Dissecting George Washington
George Washington, the general who won the American War of Independence and became the first President of the United States, is probably the most revered politician in American history. People generally consider him the wisest of the founding fathers. Not a heavy duty intellectual like Jefferson or Madison, and not a vote-counter like Hamilton, but a practical thinker capable of balancing ideals with reality. Americans have ascribed almost every political philosophy to him whenever they need an appeal to authority to bolster their arguments.
What does that mean? It means that, like Gandhi and Churchill, quotes and ideas are mis-attributed to him all the time. But rather than simply play Washington “Quote or No Quote?”, let’s look at what the man actually believed and said.
Unlike Madison, Monroe, and other Founding Fathers, Washington did not often ruminate about political philosophy, at least not on paper. But he wasn’t entirely silent, and he didn’t avoid his homework either. If we take Washington’s education, military life, political life, and most important writings into account, it’s clear that Father George was grounded in three essential philosophical principles: classical republicanism, British liberalism, and Protestant Christianity.
What were these ideals, where did they come from, and what did Washington do with them?
The first, classical republicanism, is perhaps the easiest to describe. It means representative government, and it’s at least as old as ancient Rome. Borrowing some political ideas from various Greek philosophers, and some political practices from Sparta and Athens, Roman republicans overthrew the Kingdom of Rome in 509 BC. They set up a Republican government run by two elected consuls and a senate comprised of appointed magistrates.
Washington was especially influenced by the famous Roman statesmen Lucius Quinctius Cincinnatus (after whom the city of Cincinnati was named) and Marcus Tullius Cicero. Both Cincinnatus and Cicero were somewhat obsessed with civic virtue and duty to the public, far and above their own private desires. Ironically, Cincinnatus served as a temporary dictator at least twice in his career, but it was the story that he left his private life without even thinking about it when Rome called for help. The first time, he left his plow in mid-furrow and put on his consul’s toga when Roman magistrates came out to ask him for help.
Washington looked to Cincinnatus as a model of duty, although not necessarily a model for political thinking (because Cincinnatus agreed to be a dictator). Cicero was a slightly different story. In addition to being a politician, he was an important philosopher and one of the most prolific and influential political writers in world history. Like Cincinnatus, he believed in the defense and improvement of the Roman state and the highest goal of statesmen and citizens.
In fact, he thought that the difficulties and turmoil that the Roman state had gone through in its history were because of lapses in virtue, both at the individual and the communal level. But the improvement in virtue should begin with Roman elites improving their characters, deepening their commitment to social stability, and subordinating private desires to both of those things. The populace would follow suit, and Roman virtue would solidify from top to bottom.

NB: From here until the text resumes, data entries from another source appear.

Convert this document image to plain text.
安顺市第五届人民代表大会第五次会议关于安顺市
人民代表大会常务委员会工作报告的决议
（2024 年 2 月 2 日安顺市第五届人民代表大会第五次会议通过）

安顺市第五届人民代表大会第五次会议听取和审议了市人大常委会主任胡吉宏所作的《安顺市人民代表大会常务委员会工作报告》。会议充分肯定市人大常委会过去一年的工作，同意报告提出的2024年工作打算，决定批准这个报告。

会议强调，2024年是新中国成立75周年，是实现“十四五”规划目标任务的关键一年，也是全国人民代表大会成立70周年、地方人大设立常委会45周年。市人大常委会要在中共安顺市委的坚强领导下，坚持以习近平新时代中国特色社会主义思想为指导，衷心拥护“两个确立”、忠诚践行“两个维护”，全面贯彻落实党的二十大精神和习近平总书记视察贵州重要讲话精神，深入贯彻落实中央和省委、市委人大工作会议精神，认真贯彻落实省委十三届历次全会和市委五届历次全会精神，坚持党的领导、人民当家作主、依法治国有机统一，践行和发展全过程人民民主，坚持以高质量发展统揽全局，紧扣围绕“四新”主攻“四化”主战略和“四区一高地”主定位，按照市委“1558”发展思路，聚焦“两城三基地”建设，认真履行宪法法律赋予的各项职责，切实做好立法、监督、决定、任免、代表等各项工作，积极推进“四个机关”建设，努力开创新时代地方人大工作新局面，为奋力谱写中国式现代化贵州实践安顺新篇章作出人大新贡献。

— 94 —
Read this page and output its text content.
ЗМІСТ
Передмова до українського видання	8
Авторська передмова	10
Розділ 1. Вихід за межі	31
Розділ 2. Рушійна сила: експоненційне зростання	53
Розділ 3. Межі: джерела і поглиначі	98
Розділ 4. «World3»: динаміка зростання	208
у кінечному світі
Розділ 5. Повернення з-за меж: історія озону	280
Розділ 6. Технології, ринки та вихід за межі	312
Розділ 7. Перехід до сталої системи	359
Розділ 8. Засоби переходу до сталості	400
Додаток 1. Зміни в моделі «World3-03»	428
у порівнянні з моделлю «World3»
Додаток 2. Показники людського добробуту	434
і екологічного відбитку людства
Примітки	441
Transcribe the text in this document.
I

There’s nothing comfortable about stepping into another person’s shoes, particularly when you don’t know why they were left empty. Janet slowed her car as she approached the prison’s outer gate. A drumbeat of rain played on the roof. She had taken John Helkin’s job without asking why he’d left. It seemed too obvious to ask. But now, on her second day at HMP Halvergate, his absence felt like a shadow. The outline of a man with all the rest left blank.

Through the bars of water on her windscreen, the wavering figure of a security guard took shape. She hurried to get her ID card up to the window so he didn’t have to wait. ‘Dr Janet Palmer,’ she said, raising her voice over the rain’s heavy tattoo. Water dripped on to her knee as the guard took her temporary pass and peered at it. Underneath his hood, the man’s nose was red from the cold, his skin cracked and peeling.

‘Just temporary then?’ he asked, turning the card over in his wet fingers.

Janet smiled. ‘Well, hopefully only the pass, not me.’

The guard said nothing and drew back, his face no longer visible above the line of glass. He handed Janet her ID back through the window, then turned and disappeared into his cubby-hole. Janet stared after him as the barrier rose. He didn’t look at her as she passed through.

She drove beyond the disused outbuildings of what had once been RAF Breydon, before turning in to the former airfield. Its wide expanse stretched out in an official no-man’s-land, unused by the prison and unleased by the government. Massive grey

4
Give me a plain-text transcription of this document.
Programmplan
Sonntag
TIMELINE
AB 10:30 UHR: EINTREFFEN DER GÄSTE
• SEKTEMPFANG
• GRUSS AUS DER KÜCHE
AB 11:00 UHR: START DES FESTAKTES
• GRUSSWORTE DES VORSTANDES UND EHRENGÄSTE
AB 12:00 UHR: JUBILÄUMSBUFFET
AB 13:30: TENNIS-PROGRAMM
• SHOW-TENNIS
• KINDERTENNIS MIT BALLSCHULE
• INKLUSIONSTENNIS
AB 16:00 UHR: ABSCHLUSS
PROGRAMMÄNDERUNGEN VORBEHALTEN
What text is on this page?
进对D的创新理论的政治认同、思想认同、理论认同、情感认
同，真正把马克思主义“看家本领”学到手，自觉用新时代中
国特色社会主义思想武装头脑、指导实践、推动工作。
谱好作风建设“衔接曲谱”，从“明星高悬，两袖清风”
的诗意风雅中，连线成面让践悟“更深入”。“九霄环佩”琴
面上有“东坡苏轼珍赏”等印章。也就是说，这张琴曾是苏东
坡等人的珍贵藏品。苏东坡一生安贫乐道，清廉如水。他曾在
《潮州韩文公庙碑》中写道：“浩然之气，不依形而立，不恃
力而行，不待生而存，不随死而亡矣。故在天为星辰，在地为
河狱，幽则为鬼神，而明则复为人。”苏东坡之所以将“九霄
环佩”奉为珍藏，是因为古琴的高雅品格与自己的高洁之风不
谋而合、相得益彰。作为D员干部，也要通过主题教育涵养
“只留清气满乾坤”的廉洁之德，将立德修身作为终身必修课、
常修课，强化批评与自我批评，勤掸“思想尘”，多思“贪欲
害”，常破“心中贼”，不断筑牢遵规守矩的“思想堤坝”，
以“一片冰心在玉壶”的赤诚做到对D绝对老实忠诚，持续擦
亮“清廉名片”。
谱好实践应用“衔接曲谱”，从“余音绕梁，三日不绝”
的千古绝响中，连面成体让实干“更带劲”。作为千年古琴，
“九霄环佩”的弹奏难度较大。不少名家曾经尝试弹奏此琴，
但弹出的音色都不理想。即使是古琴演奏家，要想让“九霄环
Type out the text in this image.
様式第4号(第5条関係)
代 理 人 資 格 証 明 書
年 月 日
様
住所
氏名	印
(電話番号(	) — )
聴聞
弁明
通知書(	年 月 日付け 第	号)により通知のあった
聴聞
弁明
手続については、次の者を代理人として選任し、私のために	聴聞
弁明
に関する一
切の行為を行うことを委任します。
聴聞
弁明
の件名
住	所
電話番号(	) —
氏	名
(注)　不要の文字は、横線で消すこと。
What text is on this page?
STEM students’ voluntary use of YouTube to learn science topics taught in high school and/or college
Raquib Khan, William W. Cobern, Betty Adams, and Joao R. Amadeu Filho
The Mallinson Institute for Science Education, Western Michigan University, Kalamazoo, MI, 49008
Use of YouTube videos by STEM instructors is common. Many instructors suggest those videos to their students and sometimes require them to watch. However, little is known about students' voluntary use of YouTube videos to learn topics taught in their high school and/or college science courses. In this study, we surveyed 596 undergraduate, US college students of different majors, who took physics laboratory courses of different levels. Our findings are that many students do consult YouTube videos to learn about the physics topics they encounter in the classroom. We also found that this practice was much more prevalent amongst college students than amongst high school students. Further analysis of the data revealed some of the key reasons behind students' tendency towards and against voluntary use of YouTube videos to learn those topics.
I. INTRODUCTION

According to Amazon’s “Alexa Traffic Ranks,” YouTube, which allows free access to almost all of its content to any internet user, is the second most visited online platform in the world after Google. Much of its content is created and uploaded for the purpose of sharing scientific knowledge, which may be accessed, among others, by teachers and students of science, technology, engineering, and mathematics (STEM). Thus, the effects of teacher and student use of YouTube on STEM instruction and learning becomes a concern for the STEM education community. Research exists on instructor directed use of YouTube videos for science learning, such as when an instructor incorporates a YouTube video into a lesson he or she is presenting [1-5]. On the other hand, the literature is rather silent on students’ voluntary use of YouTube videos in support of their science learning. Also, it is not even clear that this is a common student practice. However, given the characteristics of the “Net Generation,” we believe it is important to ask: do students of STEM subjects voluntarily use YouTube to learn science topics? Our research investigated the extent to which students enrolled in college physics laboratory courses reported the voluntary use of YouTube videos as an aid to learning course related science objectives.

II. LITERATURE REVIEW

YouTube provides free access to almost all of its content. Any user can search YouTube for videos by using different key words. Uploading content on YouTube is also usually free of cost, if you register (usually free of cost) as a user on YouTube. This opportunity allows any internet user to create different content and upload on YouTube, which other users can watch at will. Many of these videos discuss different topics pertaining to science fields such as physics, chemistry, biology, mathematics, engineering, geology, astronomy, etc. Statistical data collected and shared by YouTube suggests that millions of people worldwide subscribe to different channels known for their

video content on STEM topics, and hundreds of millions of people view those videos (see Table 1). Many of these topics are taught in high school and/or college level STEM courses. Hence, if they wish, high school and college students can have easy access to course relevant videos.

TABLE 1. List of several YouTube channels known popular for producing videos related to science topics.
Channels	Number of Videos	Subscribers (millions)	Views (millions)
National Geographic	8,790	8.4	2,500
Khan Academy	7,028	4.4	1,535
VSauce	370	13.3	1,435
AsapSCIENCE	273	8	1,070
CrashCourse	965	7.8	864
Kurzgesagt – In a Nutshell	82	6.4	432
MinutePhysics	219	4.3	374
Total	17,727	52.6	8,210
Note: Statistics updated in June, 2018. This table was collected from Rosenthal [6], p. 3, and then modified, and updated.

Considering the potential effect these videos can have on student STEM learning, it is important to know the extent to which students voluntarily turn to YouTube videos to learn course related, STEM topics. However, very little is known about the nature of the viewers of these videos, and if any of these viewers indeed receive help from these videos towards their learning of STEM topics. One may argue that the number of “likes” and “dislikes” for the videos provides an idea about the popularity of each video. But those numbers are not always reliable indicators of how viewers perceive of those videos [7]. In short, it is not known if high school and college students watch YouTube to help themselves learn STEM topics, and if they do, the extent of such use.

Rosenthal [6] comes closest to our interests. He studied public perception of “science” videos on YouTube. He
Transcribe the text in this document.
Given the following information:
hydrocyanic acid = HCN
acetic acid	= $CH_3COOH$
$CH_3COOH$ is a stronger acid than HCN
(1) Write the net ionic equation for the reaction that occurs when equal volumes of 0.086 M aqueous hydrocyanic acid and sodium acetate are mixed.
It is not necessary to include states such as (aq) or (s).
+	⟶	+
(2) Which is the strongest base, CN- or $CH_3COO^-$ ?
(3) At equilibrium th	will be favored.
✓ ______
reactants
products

Washington imbibed these practical and philosophical ideals as a child. He was tutored privately, and given a heavy reading load typical of privately educated landed children.
The second major influence on Washington’s political thinking was British liberalism, a rising political philosophy in the 18th century that stressed constitutionalism — the belief that government officials, especially leaders and monarchs were bound to an agreed-upon set of rules and principles. He read the works of John Locke and other early liberals while Britain itself was struggling with the overreach of regal power by George II and George III. In fact, Washington was becoming a young politician in the Virginia House of Burgesses while this was happening in the 1760s.
Washington’s early political education was followed quickly by political crises that challenged, and also deepened, young George’s liberal constitutionalism. For these reasons, it’s not surprising that Washington rejected the idea of a monarchy for the new American nation. He worried about “entangling alliances” with foreign powers that would limit the ability of the United States to act in concert with these principles.
Finally, Washington’s religious beliefs were held very strongly, as was his belief that private faith was to remain private. His belief in the political virtue of religious pluralism, however, came from the biblical Protestant Christianity that he practiced. Washington’s Christianity allowed for the inclusion of other religions in the liberal constitutional government he’d grown up to believe could create the best possible society.
What makes Washington’s beliefs about religion and society so interesting is that they don’t fit into either of the attitudes toward religion and politics that Americans argue about nowadays. The first of these ideas is accommodationism, the belief that people of different faiths should be given or allowed special concerns or privileges related to their religion. The second idea is complete separatism, the belief that government should stay completely out of religious affairs.
Washington’s beliefs about the relations between politics and religion were more subtle than that. All Americans would be allowed the fullest measure of liberty that the constitution would allow. If necessary, government would use its powers to protect that liberty or enforce its extension to previously excluded groups.